Teach
Classroom investigations that leave consequential choices to students.
The materials here are invitations rather than scripts. Each begins with an object students can act on, then offers prompts for moving from observation to mathematical language.
CLASSROOM INVESTIGATION · 45–60 MINUTES
Sixteen tiles, one closed kolam
Suitable for: upper secondary students, undergraduate problem-solving groups, teacher circles and maths clubs.
Central question: Can every binary tile from (0000) to (1111) be used exactly once in a (4) square so that the boundary is closed, adjacent sides match and the drawing is connected?
Begin
Let groups work on the construction board with only the goal visible. Ask them to keep one failed arrangement that taught them something.
Discuss
Which requirements can be checked one edge at a time?

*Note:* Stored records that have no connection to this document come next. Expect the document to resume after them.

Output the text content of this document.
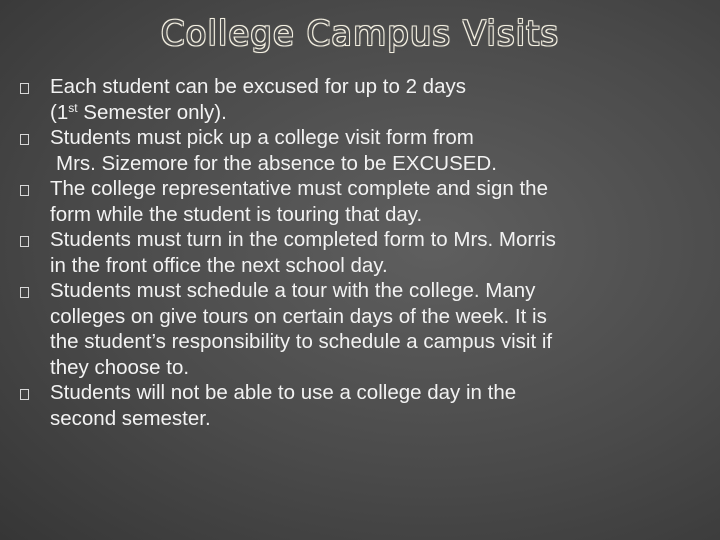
College Campus Visits
Each student can be excused for up to 2 days
(1st Semester only).
Students must pick up a college visit form from
Mrs. Sizemore for the absence to be EXCUSED.
The college representative must complete and sign the
form while the student is touring that day.
Students must turn in the completed form to Mrs. Morris
in the front office the next school day.
Students must schedule a tour with the college. Many
colleges on give tours on certain days of the week. It is
the student’s responsibility to schedule a campus visit if
they choose to.
Students will not be able to use a college day in the
second semester.
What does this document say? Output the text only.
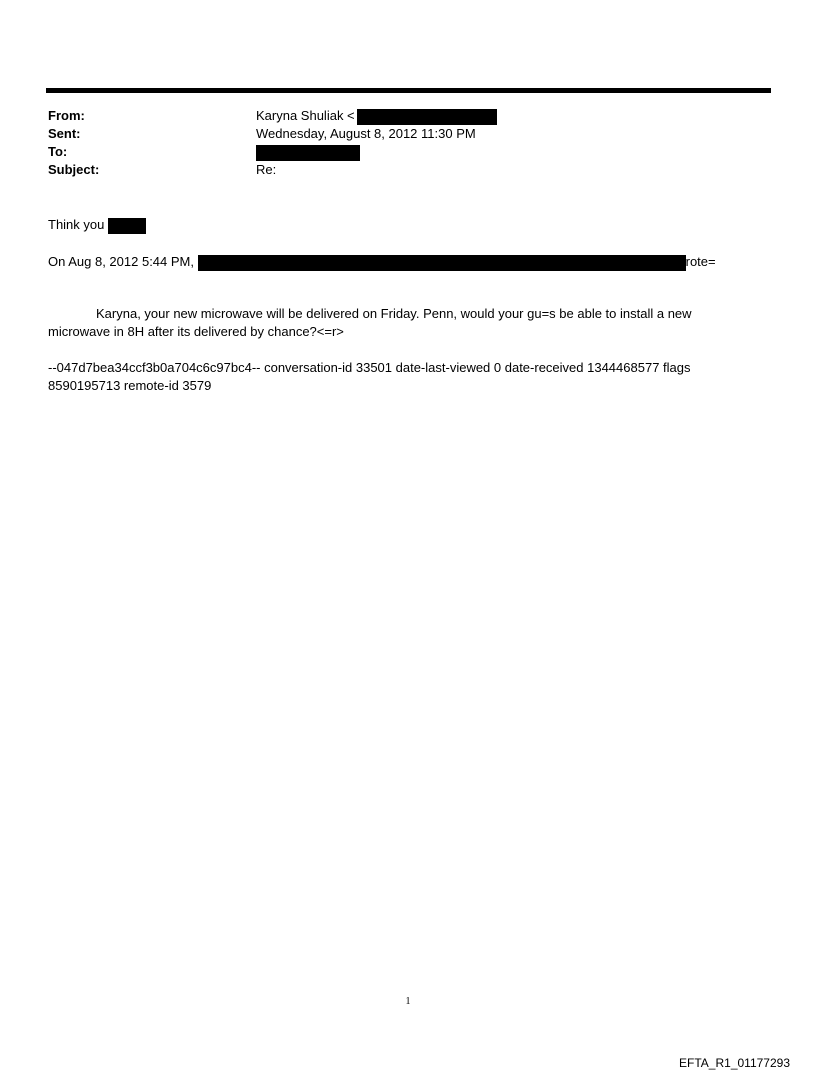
From:	Karyna Shuliak <
Sent:	Wednesday, August 8, 2012 11:30 PM
To:
Subject:	Re:
Think you
On Aug 8, 2012 5:44 PM,	rote=
Karyna, your new microwave will be delivered on Friday. Penn, would your gu=s be able to install a new microwave in 8H after its delivered by chance?<=r>
--047d7bea34ccf3b0a704c6c97bc4-- conversation-id 33501 date-last-viewed 0 date-received 1344468577 flags 8590195713 remote-id 3579
1
EFTA_R1_01177293
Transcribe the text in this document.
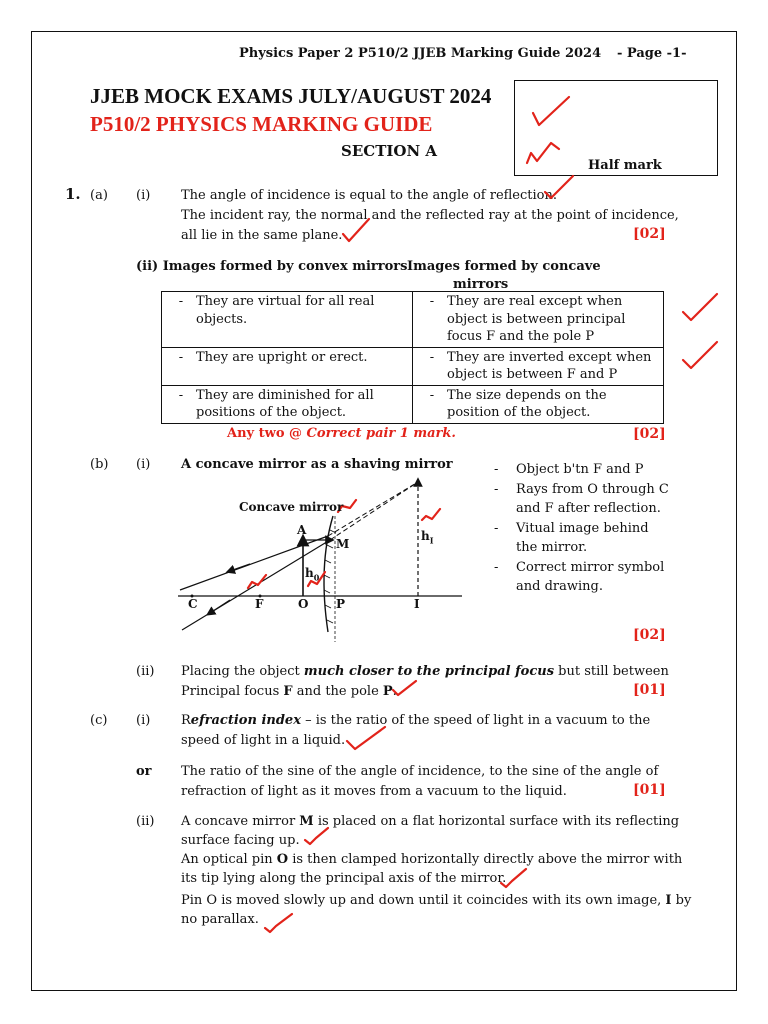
Physics Paper 2 P510/2 JJEB Marking Guide 2024 - Page -1-
JJEB MOCK EXAMS JULY/AUGUST 2024
P510/2 PHYSICS MARKING GUIDE
SECTION A
Half mark
1. (a) (i) The angle of incidence is equal to the angle of reflection.
The incident ray, the normal and the reflected ray at the point of incidence,
all lie in the same plane.	[02]
(ii) Images formed by convex mirrors Images formed by concave
mirrors
- They are virtual for all real objects.	- They are real except when object is between principal focus F and the pole P
- They are upright or erect.	- They are inverted except when object is between F and P
- They are diminished for all positions of the object.	- The size depends on the position of the object.
Any two @ Correct pair 1 mark.	[02]
(b) (i) A concave mirror as a shaving mirror
Concave mirror
A
M
$h_0$
$h_I$
C	F	O P	I
- Object b'tn F and P
- Rays from O through C and F after reflection.
- Vitual image behind the mirror.
- Correct mirror symbol and drawing.
[02]
(ii) Placing the object much closer to the principal focus but still between
Principal focus F and the pole P.	[01]
(c) (i) Refraction index – is the ratio of the speed of light in a vacuum to the
speed of light in a liquid.
or The ratio of the sine of the angle of incidence, to the sine of the angle of
refraction of light as it moves from a vacuum to the liquid.	[01]
(ii) A concave mirror M is placed on a flat horizontal surface with its reflecting
surface facing up.
An optical pin O is then clamped horizontally directly above the mirror with
its tip lying along the principal axis of the mirror.
Pin O is moved slowly up and down until it coincides with its own image, I by
no parallax.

Which can only be checked after seeing the whole board? What quantities might be counted before searching?
Extend
Set aside the (0000) tile and permit only sliding moves into its empty position. Ask whether every correct arrangement can now reach every other correct arrangement.
Record
Invite groups to state one conjecture, one piece of evidence and one question their evidence does not settle.
Teacher notes
- Do not introduce the bit order until students need a compact way to record tiles.
- Treat a nearly correct board as data: a boundary leak, mismatched edge or extra component suggests a different invariant.
- When sliding begins, say explicitly that intermediate positions may violate the kolam conditions.
- Separate evidence from proof. A complete computer enumeration can verify a finite claim, but students should still identify what was enumerated and why the program covers every case.